Page 22 of Wicked

The brute eyes me.

“No doubt a more savory action than the duties of the quim!”

As the smug grump eats, I decide to look up quim later. As I watch him out of the corner of my eye, I determine he is gorgeous. It is just a shame he’s so darned arrogant and rude.

What is also odd is the fact he’s dressed like he’s walked straight out of a time machine. That is, unless his job requires traditional old-fashioned clothes, like he works in a theme park or something.

“So, I’m guessing you’re a caretaker?” I say, leaning back and eyeing him over coffee.

“You could say that” he says with a smug grin.

I try to clear the air. “Well, thank you for yesterday. And not taking… liberties.”

Not that I would have minded, I think, now chewing on my bottom lip.

The grump licks jam from his lip, and his reply is cold. “Call me old-fashioned, but I do not claim maidens in distress.”

Who on earth uses the word maiden? I give him an evil glare, and I decide I hate every arrogant cell of him. I decide to mess with him in some of my own old English, my literature degree useful for once. Smarmy peasant.

“You, sir, are found wanting.”

The rogue gives me a mischievous look, and he licks jam off his sinful lip. “And you, dear woman, are likely in need of a good spanking.”

My mouth drops open, and I am lost for words. I blush, desperate to find something clever to say. “And your bloodline is, well … common, I say.”

Dante laughs loud, and he laughs long. “I wish.”

What the hell does that mean? Just when I’m planning a stunning retort, he stands and bows.

“Good day, milady!” And with that, he leaves.

I cannot understand how he can push all my buttons so fast, and I don’t like it. The weird thing is, I’m turned on, and my clit throbs.

I type quim into my cell, and my eyes pop. It means women’s genitals. Had he really meant it best my day is spent writing instead of me playing with my clit?Arrogant, smug bastard.

I’m about to head to my suite, well, his suite, when I hear a door open and close out the window. I lean out the window, and I see the rogue at his Range Rover below.

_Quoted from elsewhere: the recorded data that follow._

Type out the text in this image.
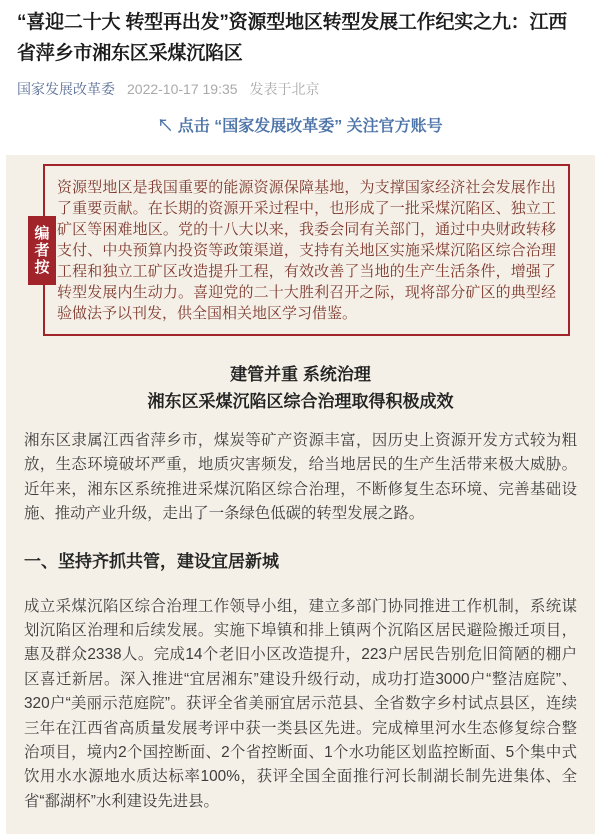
“喜迎二十大 转型再出发”资源型地区转型发展工作纪实之九：江西省萍乡市湘东区采煤沉陷区
国家发展改革委 2022-10-17 19:35 发表于北京
↖ 点击 “国家发展改革委” 关注官方账号
编
者
按

资源型地区是我国重要的能源资源保障基地，为支撑国家经济社会发展作出了重要贡献。在长期的资源开采过程中，也形成了一批采煤沉陷区、独立工矿区等困难地区。党的十八大以来，我委会同有关部门，通过中央财政转移支付、中央预算内投资等政策渠道，支持有关地区实施采煤沉陷区综合治理工程和独立工矿区改造提升工程，有效改善了当地的生产生活条件，增强了转型发展内生动力。喜迎党的二十大胜利召开之际，现将部分矿区的典型经验做法予以刊发，供全国相关地区学习借鉴。

建管并重 系统治理
湘东区采煤沉陷区综合治理取得积极成效

湘东区隶属江西省萍乡市，煤炭等矿产资源丰富，因历史上资源开发方式较为粗放，生态环境破坏严重，地质灾害频发，给当地居民的生产生活带来极大威胁。近年来，湘东区系统推进采煤沉陷区综合治理，不断修复生态环境、完善基础设施、推动产业升级，走出了一条绿色低碳的转型发展之路。

一、坚持齐抓共管，建设宜居新城

成立采煤沉陷区综合治理工作领导小组，建立多部门协同推进工作机制，系统谋划沉陷区治理和后续发展。实施下埠镇和排上镇两个沉陷区居民避险搬迁项目，惠及群众2338人。完成14个老旧小区改造提升，223户居民告别危旧简陋的棚户区喜迁新居。深入推进“宜居湘东”建设升级行动，成功打造3000户“整洁庭院”、320户“美丽示范庭院”。获评全省美丽宜居示范县、全省数字乡村试点县区，连续三年在江西省高质量发展考评中获一类县区先进。完成樟里河水生态修复综合整治项目，境内2个国控断面、2个省控断面、1个水功能区划监控断面、5个集中式饮用水水源地水质达标率100%，获评全国全面推行河长制湖长制先进集体、全省“鄱湖杯”水利建设先进县。
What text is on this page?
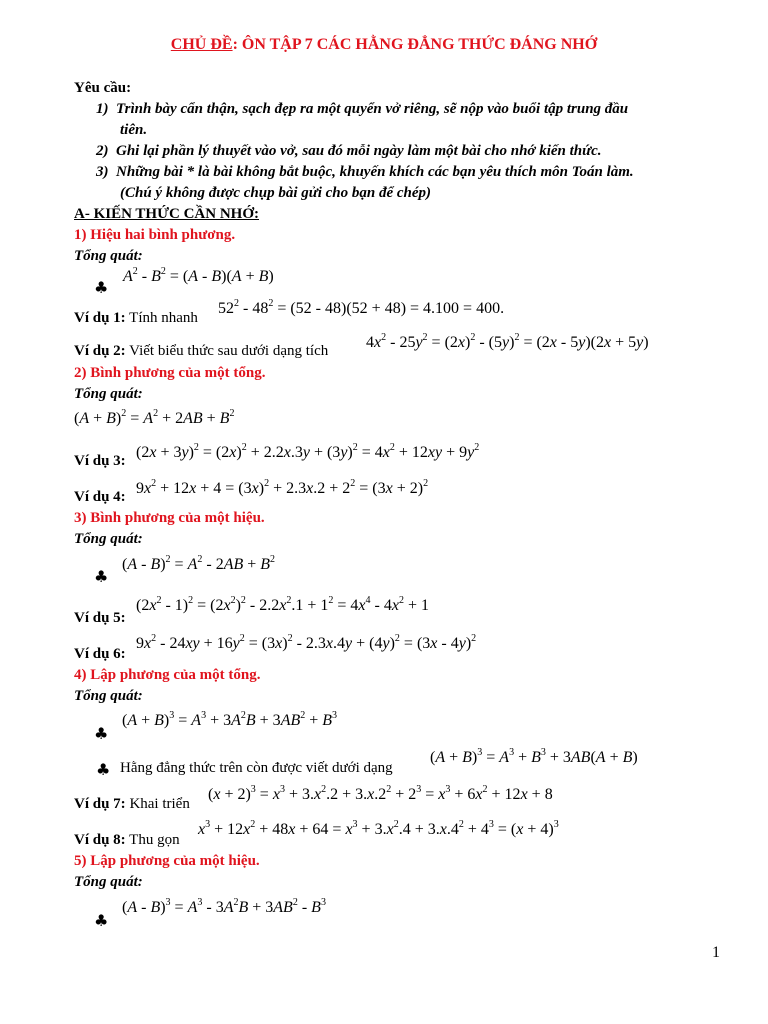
CHỦ ĐỀ: ÔN TẬP 7 CÁC HẰNG ĐẲNG THỨC ĐÁNG NHỚ
Yêu cầu:
1) Trình bày cẩn thận, sạch đẹp ra một quyển vở riêng, sẽ nộp vào buổi tập trung đầu
tiên.
2) Ghi lại phần lý thuyết vào vở, sau đó mỗi ngày làm một bài cho nhớ kiến thức.
3) Những bài * là bài không bắt buộc, khuyến khích các bạn yêu thích môn Toán làm.
(Chú ý không được chụp bài gửi cho bạn để chép)
A- KIẾN THỨC CẦN NHỚ:
1) Hiệu hai bình phương.
Tổng quát:
♣
$A^2 - B^2 = (A - B)(A + B)$
Ví dụ 1: Tính nhanh
$52^2 - 48^2 = (52 - 48)(52 + 48) = 4.100 = 400$.
Ví dụ 2: Viết biểu thức sau dưới dạng tích $4x^2 - 25y^2 = (2x)^2 - (5y)^2 = (2x - 5y)(2x + 5y)$
2) Bình phương của một tổng.
Tổng quát:
$(A + B)^2 = A^2 + 2AB + B^2$
Ví dụ 3: $(2x + 3y)^2 = (2x)^2 + 2.2x.3y + (3y)^2 = 4x^2 + 12xy + 9y^2$
Ví dụ 4: $9x^2 + 12x + 4 = (3x)^2 + 2.3x.2 + 2^2 = (3x + 2)^2$
3) Bình phương của một hiệu.
Tổng quát:
♣
$(A - B)^2 = A^2 - 2AB + B^2$
Ví dụ 5:
$(2x^2 - 1)^2 = (2x^2)^2 - 2.2x^2.1 + 1^2 = 4x^4 - 4x^2 + 1$
Ví dụ 6:
$9x^2 - 24xy + 16y^2 = (3x)^2 - 2.3x.4y + (4y)^2 = (3x - 4y)^2$
4) Lập phương của một tổng.
Tổng quát:
♣
$(A + B)^3 = A^3 + 3A^2B + 3AB^2 + B^3$
♣ Hằng đẳng thức trên còn được viết dưới dạng
$(A + B)^3 = A^3 + B^3 + 3AB(A + B)$
Ví dụ 7: Khai triển
$(x + 2)^3 = x^3 + 3.x^2.2 + 3.x.2^2 + 2^3 = x^3 + 6x^2 + 12x + 8$
Ví dụ 8: Thu gọn
$x^3 + 12x^2 + 48x + 64 = x^3 + 3.x^2.4 + 3.x.4^2 + 4^3 = (x + 4)^3$
5) Lập phương của một hiệu.
Tổng quát:
♣
$(A - B)^3 = A^3 - 3A^2B + 3AB^2 - B^3$
1
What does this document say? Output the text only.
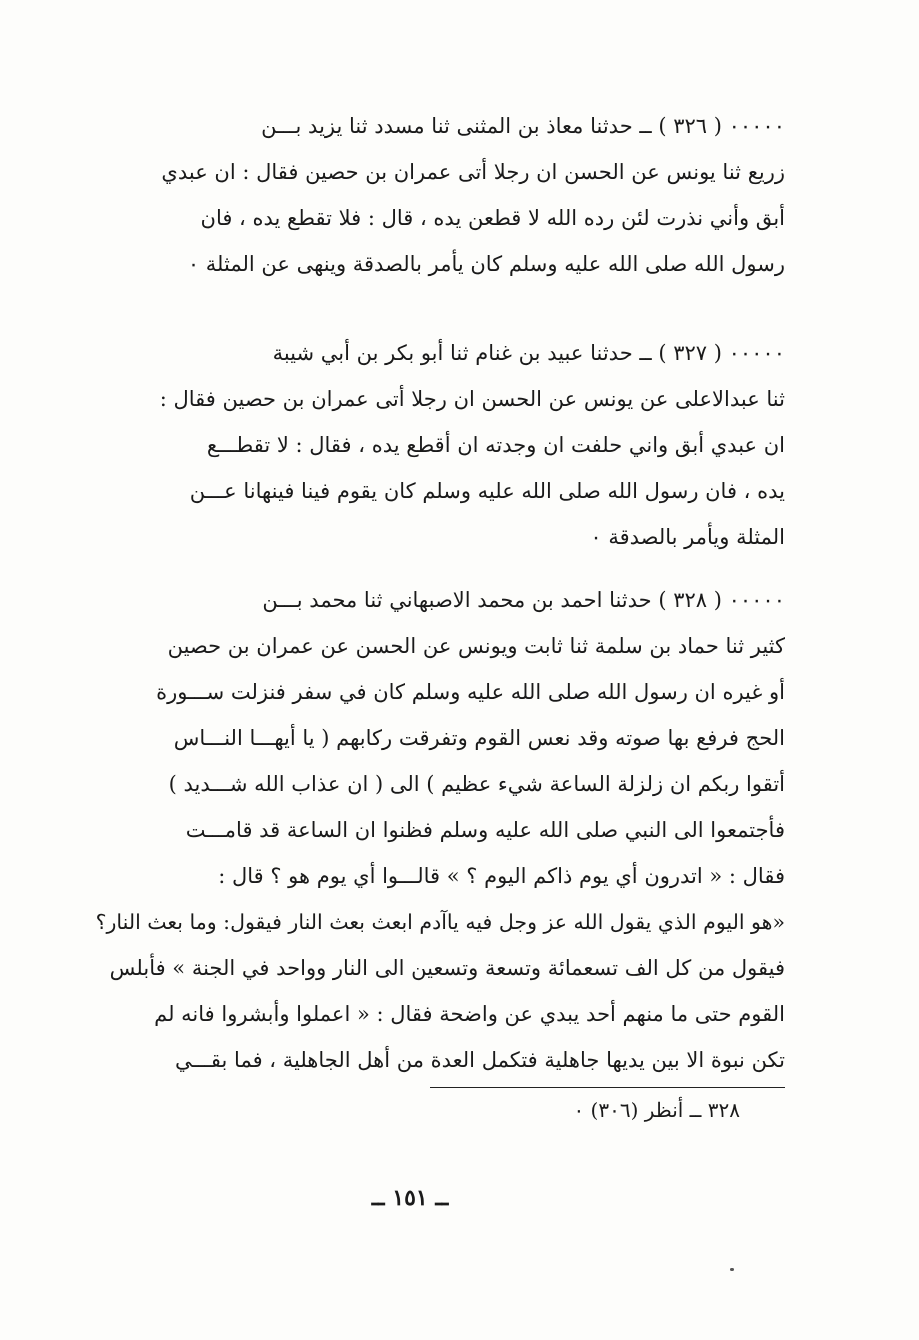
٠٠٠٠٠ ( ٣٢٦ ) ــ حدثنا معاذ بن المثنى ثنا مسدد ثنا يزيد بـــن
زريع ثنا يونس عن الحسن ان رجلا أتى عمران بن حصين فقال : ان عبدي
أبق وأني نذرت لئن رده الله لا قطعن يده ، قال : فلا تقطع يده ، فان
رسول الله صلى الله عليه وسلم كان يأمر بالصدقة وينهى عن المثلة ٠
٠٠٠٠٠ ( ٣٢٧ ) ــ حدثنا عبيد بن غنام ثنا أبو بكر بن أبي شيبة
ثنا عبدالاعلى عن يونس عن الحسن ان رجلا أتى عمران بن حصين فقال :
ان عبدي أبق واني حلفت ان وجدته ان أقطع يده ، فقال : لا تقطـــع
يده ، فان رسول الله صلى الله عليه وسلم كان يقوم فينا فينهانا عـــن
المثلة ويأمر بالصدقة ٠
٠٠٠٠٠ ( ٣٢٨ ) حدثنا احمد بن محمد الاصبهاني ثنا محمد بـــن
كثير ثنا حماد بن سلمة ثنا ثابت ويونس عن الحسن عن عمران بن حصين
أو غيره ان رسول الله صلى الله عليه وسلم كان في سفر فنزلت ســـورة
الحج فرفع بها صوته وقد نعس القوم وتفرقت ركابهم ( يا أيهـــا النـــاس
أتقوا ربكم ان زلزلة الساعة شيء عظيم ) الى ( ان عذاب الله شـــديد )
فأجتمعوا الى النبي صلى الله عليه وسلم فظنوا ان الساعة قد قامـــت
فقال : « اتدرون أي يوم ذاكم اليوم ؟ » قالـــوا أي يوم هو ؟ قال :
«هو اليوم الذي يقول الله عز وجل فيه ياآدم ابعث بعث النار فيقول: وما بعث النار؟
فيقول من كل الف تسعمائة وتسعة وتسعين الى النار وواحد في الجنة » فأبلس
القوم حتى ما منهم أحد يبدي عن واضحة فقال : « اعملوا وأبشروا فانه لم
تكن نبوة الا بين يديها جاهلية فتكمل العدة من أهل الجاهلية ، فما بقـــي
٣٢٨ ــ أنظر (٣٠٦) ٠
ــ ١٥١ ــ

“The gent is a rascal! A rascal, I say.”

The rogue turns, eye fucks me for three long seconds and then races off. Slamming the window, I sit. My heart pounds, and I work hard to find calm. If I stay, he will throw me off my writing. There is no way that can happen! No way in hell!

10

DANTE

Her question in the bathroom last night has thrown me, even if she was out of it. Have I ever had sex with someone I’ve been in love with?

How dare she?

In reality, there are three things I do well in the world: building fashion labels, identifying design talent, and making women come. I have taken pleasure in all three, and I still do with two.

I claimed way too many women in the day, and I am making a huge effort to control myself. I’ve never had trouble bedding women, but sex became boring.

I bore fast when it is not earth breaking.

I have also given up on finding the one, and maybe that relates to her ridiculous question.